Fox Exec Boasted About Lying To Audience During '08 Campaign

BILL SAMMON SAYS THE DARNDEST THINGS.... Any reasonable consumer of American media has come to expect shameless hackery from leading Fox News figures, but the Republican network's managing D.C. editor, Bill Sammon, certainly makes it more difficult for Fox News to even keep up appearances.

In newly uncovered audio, a Fox News executive boasts that he lied repeatedly during the closing days of the 2008 presidential campaign when he speculated on-air "about whether Barack Obama really advocated socialism."

Speaking in 2009 onboard a pricey Mediterranean cruise sponsored by a right-wing college, Fox Washington managing editor Bill Sammon described his attempts the previous year to link Obama to "socialism" as "mischievous speculation." Sammon, who is also a Fox News vice president, acknowledged that "privately" he had believed that the socialism allegation was "rather far-fetched."

"Last year, candidate Barack Obama stood on a sidewalk in Toledo, Ohio, and first let it slip to Joe the Plumber that he wanted to quote, 'spread the wealth around,' " said Sammon. "At that time, I have to admit, that I went on TV on Fox News and publicly engaged in what I guess was some rather mischievous speculation about whether Barack Obama really advocated socialism, a premise that privately I found rather far-fetched."

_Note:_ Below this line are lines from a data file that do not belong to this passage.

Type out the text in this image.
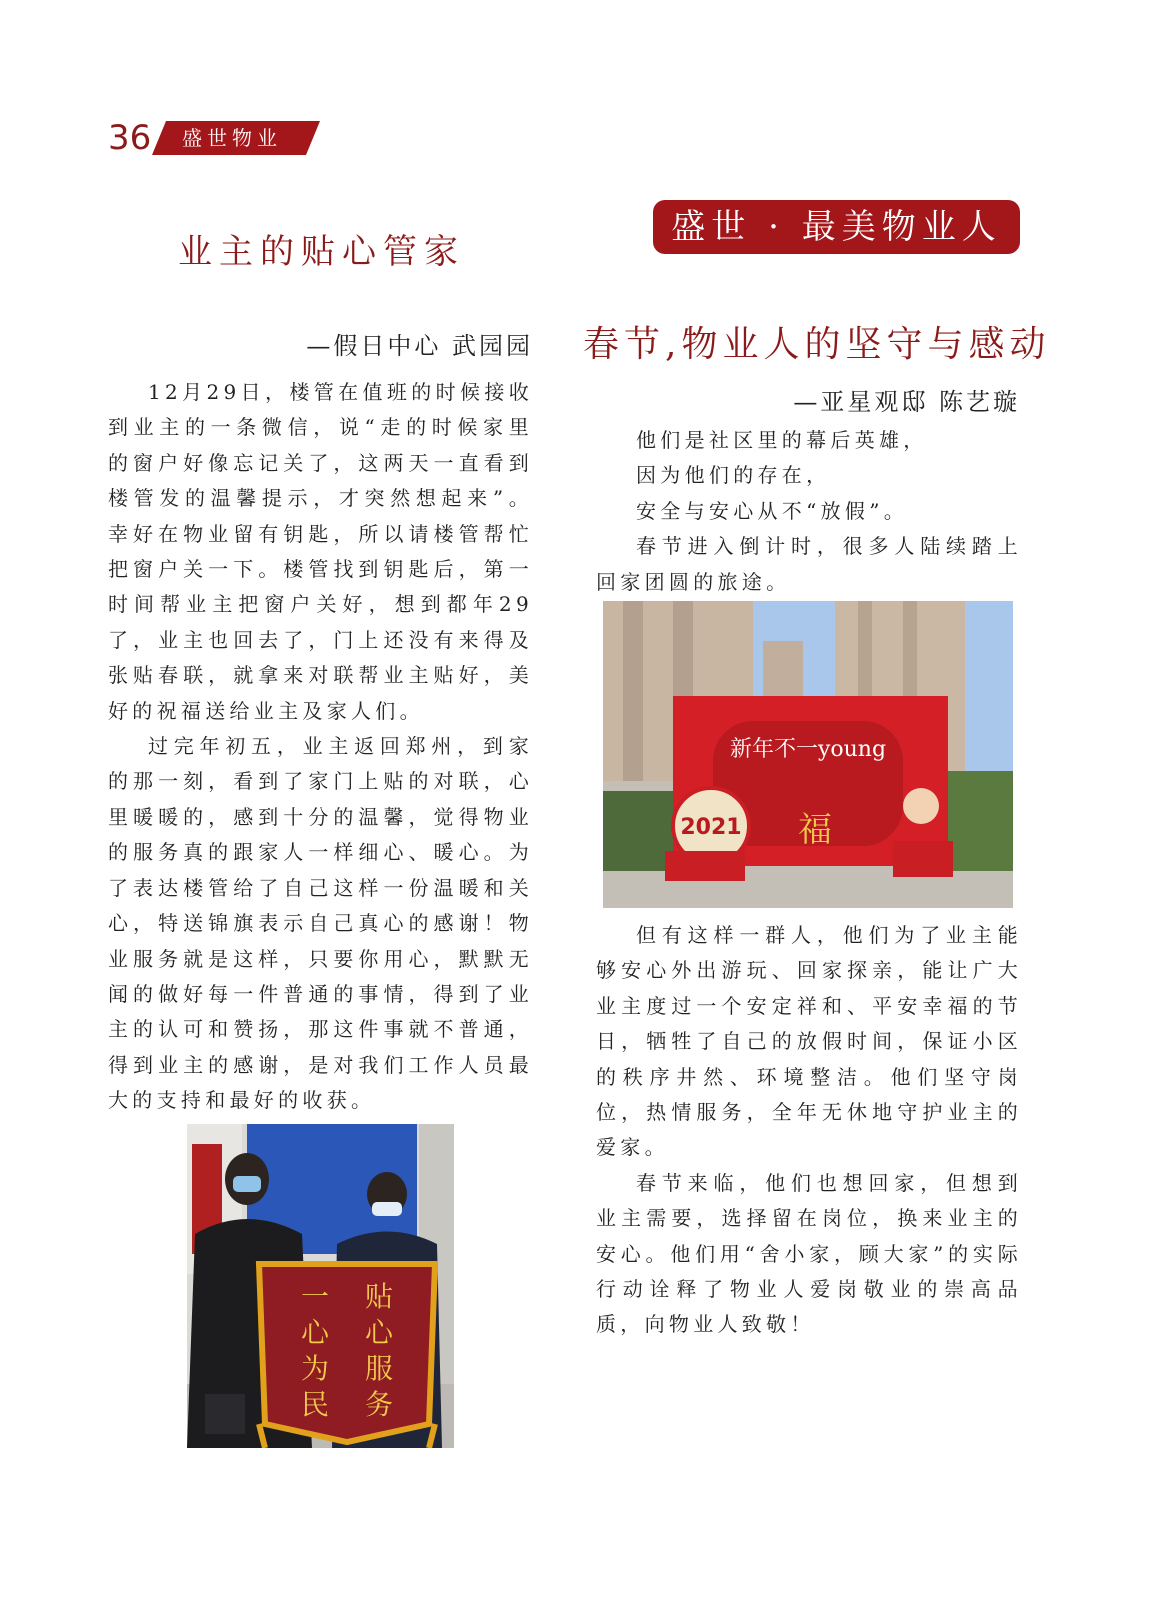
36 盛世物业
盛世 · 最美物业人
业主的贴心管家
—假日中心 武园园

12月29日，楼管在值班的时候接收到业主的一条微信，说“走的时候家里的窗户好像忘记关了，这两天一直看到楼管发的温馨提示，才突然想起来”。幸好在物业留有钥匙，所以请楼管帮忙把窗户关一下。楼管找到钥匙后，第一时间帮业主把窗户关好，想到都年29了，业主也回去了，门上还没有来得及张贴春联，就拿来对联帮业主贴好，美好的祝福送给业主及家人们。

过完年初五，业主返回郑州，到家的那一刻，看到了家门上贴的对联，心里暖暖的，感到十分的温馨，觉得物业的服务真的跟家人一样细心、暖心。为了表达楼管给了自己这样一份温暖和关心，特送锦旗表示自己真心的感谢！物业服务就是这样，只要你用心，默默无闻的做好每一件普通的事情，得到了业主的认可和赞扬，那这件事就不普通，得到业主的感谢，是对我们工作人员最大的支持和最好的收获。

贴
心
服
务
一
心
为
民
春节,物业人的坚守与感动
—亚星观邸 陈艺璇

他们是社区里的幕后英雄，

因为他们的存在，

安全与安心从不“放假”。

春节进入倒计时，很多人陆续踏上回家团圆的旅途。

新年不一young
2021 福

但有这样一群人，他们为了业主能够安心外出游玩、回家探亲，能让广大业主度过一个安定祥和、平安幸福的节日，牺牲了自己的放假时间，保证小区的秩序井然、环境整洁。他们坚守岗位，热情服务，全年无休地守护业主的爱家。

春节来临，他们也想回家，但想到业主需要，选择留在岗位，换来业主的安心。他们用“舍小家，顾大家”的实际行动诠释了物业人爱岗敬业的崇高品质，向物业人致敬！
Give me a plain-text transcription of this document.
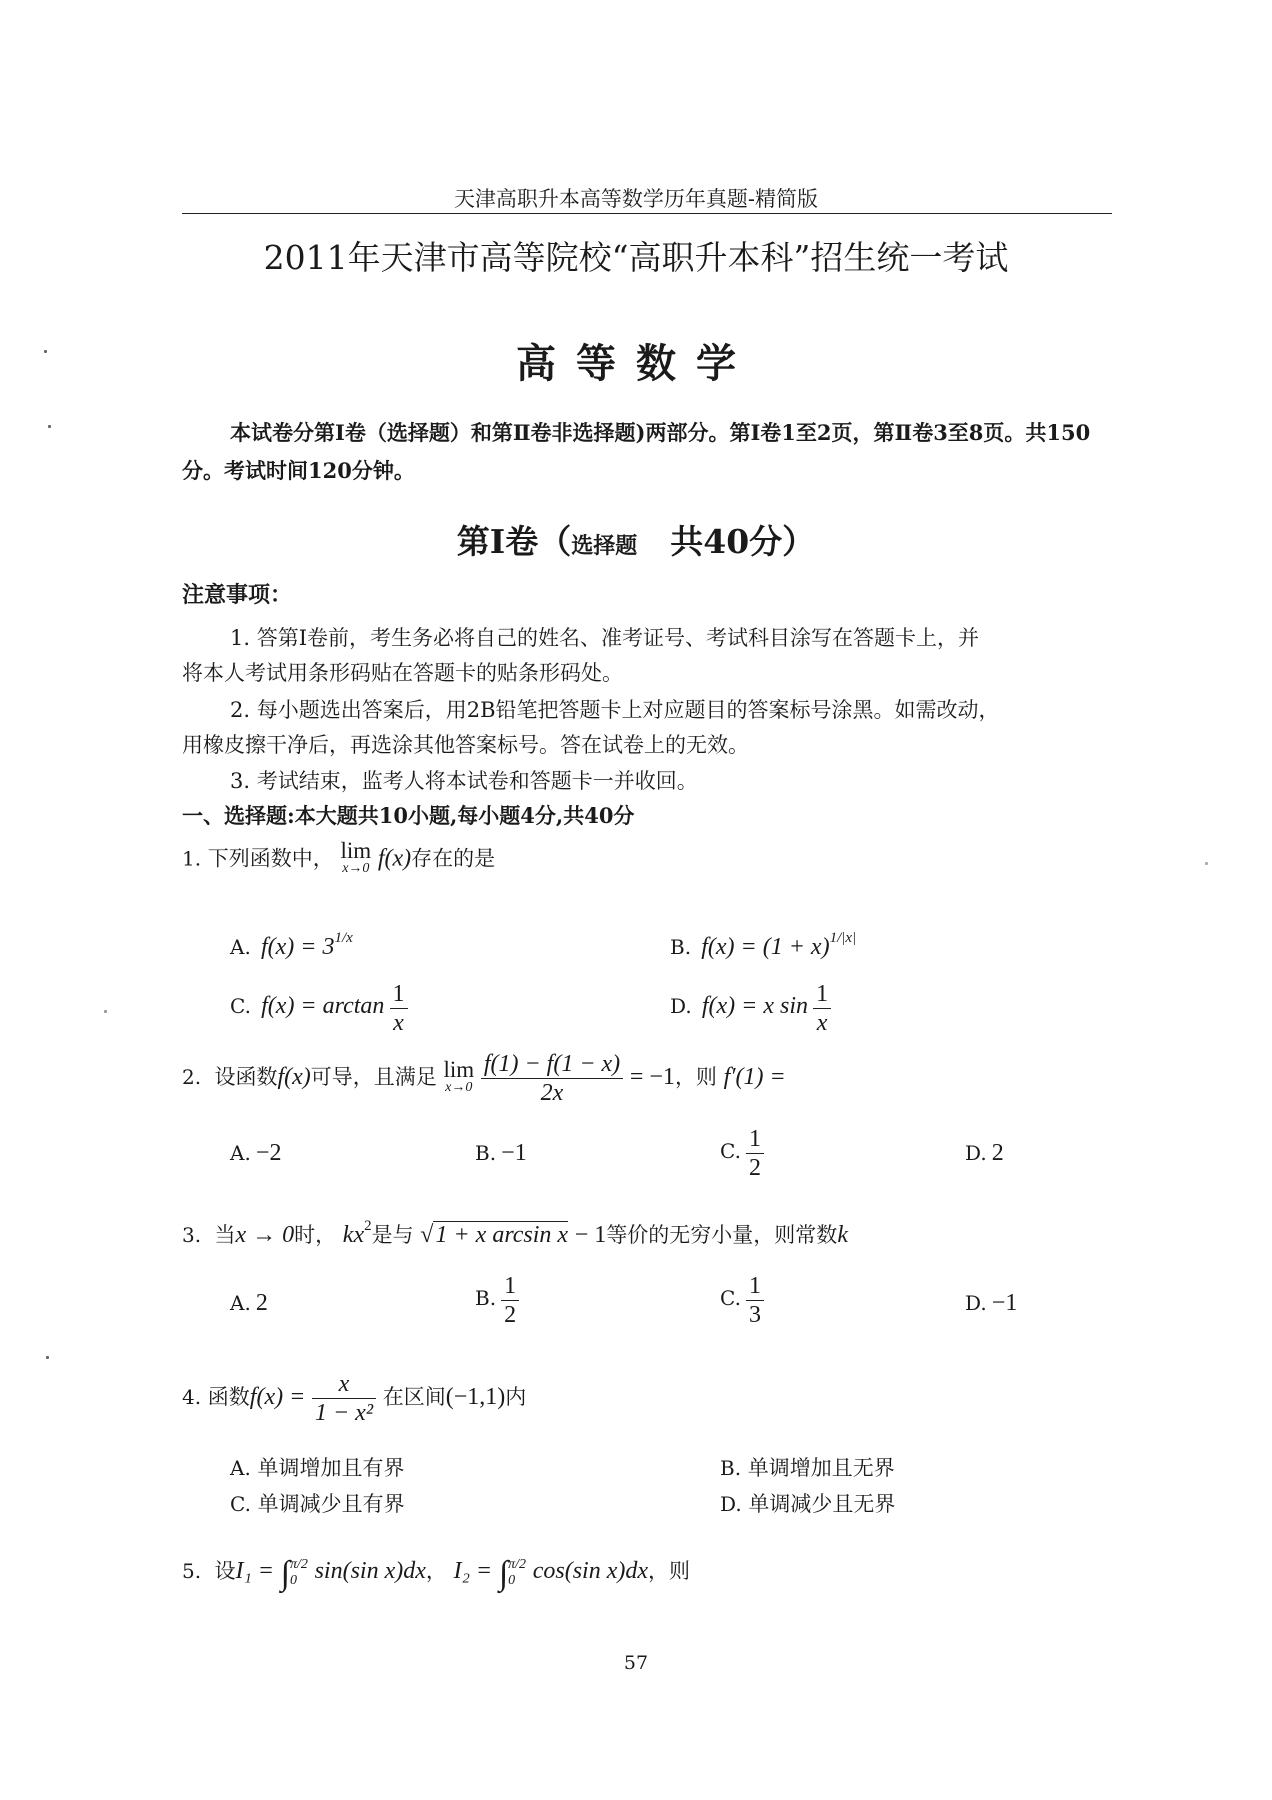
天津高职升本高等数学历年真题-精简版
2011年天津市高等院校“高职升本科”招生统一考试
高等数学
本试卷分第Ⅰ卷（选择题）和第Ⅱ卷非选择题)两部分。第Ⅰ卷1至2页，第Ⅱ卷3至8页。共150分。考试时间120分钟。
第Ⅰ卷（选择题　共40分）
注意事项：
1. 答第Ⅰ卷前，考生务必将自己的姓名、准考证号、考试科目涂写在答题卡上，并
将本人考试用条形码贴在答题卡的贴条形码处。
2. 每小题选出答案后，用2B铅笔把答题卡上对应题目的答案标号涂黑。如需改动，
用橡皮擦干净后，再选涂其他答案标号。答在试卷上的无效。
3. 考试结束，监考人将本试卷和答题卡一并收回。
一、选择题:本大题共10小题,每小题4分,共40分
1. 下列函数中， lim
x→0 f(x)存在的是
A. f(x) = 31/x	B. f(x) = (1 + x)1/|x|
C. $f(x) = \arctan \frac{1}{x}$	D. f(x) = x $\sin \frac{1}{x}$
2. 设函数f(x)可导，且满足 lim
x→0
$\frac{f(1) - f(1 - x)}{2x} = -1$，则 f′(1) =
A. −2	B. −1	C. $\frac{1}{2}$	D. 2
3. 当x → 0时， $kx^2$是与 √1 + x arcsin x − 1等价的无穷小量，则常数k
A. 2	B. $\frac{1}{2}$	C. $\frac{1}{3}$	D. −1
4. 函数$f(x) = \frac{x}{\text{1 − x²}}$ 在区间(−1,1)内
A. 单调增加且有界	B. 单调增加且无界
C. 单调减少且有界	D. 单调减少且无界
5. 设I₁ = ∫ π/2
0 sin(sin x)dx， I₂ = ∫ π/2
0 cos(sin x)dx，则
57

So, let me get this straight. Fox News' Washington managing editor, shortly before a presidential election, deliberately advanced a smear against the Democratic candidate that even he didn't believe? And he's willing to admit this publicly?

Try to imagine, just for a moment, what the reaction might be if NBC News' top editor in Washington had said this. Or worse, NPR's.

Also note the larger context here. Shortly before Election Day 2008, Sammon not only repeated talking points he considered dubious, he also wrote a memo urging Fox News' on-air talent to link Obama to "Marxists" and "socialism."

What's more, we recently learned that Sammon ordered the network's journalists to downplay the science of global warming, and circulated a memo telling Fox News reporters to use Republican-endorsed rhetoric, exclusively, to describe the public option during the health care debate.

If I didn't know better, I might think Sammon has some kind of partisan political agenda or something.

Is any of this surprising? Of course not; Fox News is obviously Republican propaganda outlet. But when examples like Sammon's come to public light, it helps add additional weight to the larger indictment against the ridiculous cable news outlet.